Response time measurement for the device.

(A) Experimental setup for response time measuring under 405-/660-nm pump light. Response time under (B) 405-nm light with power of 41.5, 74.8, and 110.6 mW and (C) 660-nm light 48.8, 68.7, and 95.2 mW.

As mentioned above, an achieved light–control–light functionality of a WSe₂-coated MKR structure is demonstrated. Table 2 sets out the property index of different types of light–control–light structure where the demonstrated device in this article appears in bold. Comparing with other kinds of structures such as MoSe₂ [47], rGO [50], and liquid crystals [52], the structure (MKR coated with WSe₂) presented in this article obtains the greatest sensitivity of ~0.32 dB/mW with a relatively high response speed of 3.5 ms.
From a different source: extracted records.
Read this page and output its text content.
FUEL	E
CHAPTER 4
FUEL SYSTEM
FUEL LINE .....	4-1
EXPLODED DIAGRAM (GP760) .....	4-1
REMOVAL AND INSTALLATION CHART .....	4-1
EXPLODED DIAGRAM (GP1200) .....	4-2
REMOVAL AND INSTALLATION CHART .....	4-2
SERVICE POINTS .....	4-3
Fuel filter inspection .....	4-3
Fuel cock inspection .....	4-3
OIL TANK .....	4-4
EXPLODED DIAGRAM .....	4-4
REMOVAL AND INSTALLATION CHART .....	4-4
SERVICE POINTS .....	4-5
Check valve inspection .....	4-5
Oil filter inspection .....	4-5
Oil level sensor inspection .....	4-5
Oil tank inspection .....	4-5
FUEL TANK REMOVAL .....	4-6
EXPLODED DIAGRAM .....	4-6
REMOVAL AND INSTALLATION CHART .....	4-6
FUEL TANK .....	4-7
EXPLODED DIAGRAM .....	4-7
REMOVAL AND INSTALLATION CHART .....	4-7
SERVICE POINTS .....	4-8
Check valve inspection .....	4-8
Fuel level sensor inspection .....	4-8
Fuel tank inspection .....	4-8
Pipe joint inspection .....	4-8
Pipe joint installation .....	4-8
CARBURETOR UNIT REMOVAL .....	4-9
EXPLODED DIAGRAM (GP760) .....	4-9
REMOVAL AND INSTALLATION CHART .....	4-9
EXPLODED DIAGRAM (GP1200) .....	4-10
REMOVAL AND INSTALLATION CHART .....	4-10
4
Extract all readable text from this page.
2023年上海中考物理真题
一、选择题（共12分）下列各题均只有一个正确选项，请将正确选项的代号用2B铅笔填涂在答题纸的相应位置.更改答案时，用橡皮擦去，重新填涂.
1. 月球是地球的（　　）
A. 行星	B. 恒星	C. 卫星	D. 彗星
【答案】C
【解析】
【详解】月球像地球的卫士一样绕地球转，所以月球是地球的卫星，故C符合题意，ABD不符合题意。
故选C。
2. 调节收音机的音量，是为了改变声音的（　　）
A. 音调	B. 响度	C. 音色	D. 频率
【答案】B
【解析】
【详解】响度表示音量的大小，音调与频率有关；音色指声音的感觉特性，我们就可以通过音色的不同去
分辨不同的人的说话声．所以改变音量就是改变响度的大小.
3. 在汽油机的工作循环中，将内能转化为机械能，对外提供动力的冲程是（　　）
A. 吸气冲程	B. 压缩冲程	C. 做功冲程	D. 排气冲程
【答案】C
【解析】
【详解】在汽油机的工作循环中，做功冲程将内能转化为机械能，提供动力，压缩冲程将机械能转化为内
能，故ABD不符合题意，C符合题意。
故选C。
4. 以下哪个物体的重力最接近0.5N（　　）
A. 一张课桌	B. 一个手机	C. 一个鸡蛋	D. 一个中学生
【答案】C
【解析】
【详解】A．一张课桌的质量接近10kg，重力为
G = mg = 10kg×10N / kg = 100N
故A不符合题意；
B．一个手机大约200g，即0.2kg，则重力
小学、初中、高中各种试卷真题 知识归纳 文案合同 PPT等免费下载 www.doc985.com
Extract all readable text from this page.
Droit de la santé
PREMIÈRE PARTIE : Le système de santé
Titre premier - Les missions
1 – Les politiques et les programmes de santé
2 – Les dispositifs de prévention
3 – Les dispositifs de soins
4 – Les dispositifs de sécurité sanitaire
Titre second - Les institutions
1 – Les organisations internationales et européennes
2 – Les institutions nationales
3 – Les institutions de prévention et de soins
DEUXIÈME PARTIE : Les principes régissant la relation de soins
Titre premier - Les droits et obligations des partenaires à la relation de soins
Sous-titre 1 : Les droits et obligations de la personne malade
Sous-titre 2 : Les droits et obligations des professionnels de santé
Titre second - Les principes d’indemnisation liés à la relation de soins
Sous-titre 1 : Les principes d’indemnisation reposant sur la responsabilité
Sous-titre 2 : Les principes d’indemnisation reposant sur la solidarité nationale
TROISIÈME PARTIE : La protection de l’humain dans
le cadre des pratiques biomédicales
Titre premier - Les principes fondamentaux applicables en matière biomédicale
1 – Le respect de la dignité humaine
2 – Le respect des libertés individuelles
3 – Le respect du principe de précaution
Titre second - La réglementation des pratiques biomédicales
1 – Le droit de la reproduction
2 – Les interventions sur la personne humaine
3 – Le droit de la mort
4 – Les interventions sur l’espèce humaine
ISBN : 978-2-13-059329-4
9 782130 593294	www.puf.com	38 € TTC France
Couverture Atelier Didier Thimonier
Consequently, provided that further optimization, such as modifying the operating wavelength and the thickness homogeneity of light-sensitive material, is carried out, the structure of MKR coated with WSe₂ is expected to be used as optical switches, multichannel fibre sensors, and amplitude modulators by virtue of high sensitivity and response speed.

4 Conclusion

To summarise, the resonance-enhanced all-optical power tuning and modulation functionality of MKR coated with WSe₂ structure has been demonstrated experimentally. Under 405 and 660 nm of pump laser illuminating, the modulating capacity on transmitted optical power and λ_res can be realised. It is manifested that a resonance with higher Q and larger ER leads to a greater sensitivity with both 405- and 660-nm light illuminating. The transmitted power variation rate reaches up to ~0.32 dB/mW of 405-nm laser, while yielding ~0.12 dB/mW of 660-nm laser. In terms of response time, the device has the fastest rise and fall time of 3.5 and 3.7 ms, respectively. In consequence, with advantages of high sensitivity, fast response speed, low cost, and compatibility for fibre network, the WSe₂-coated MKR structure has potential to be a candidate component in developing light–control functional devices.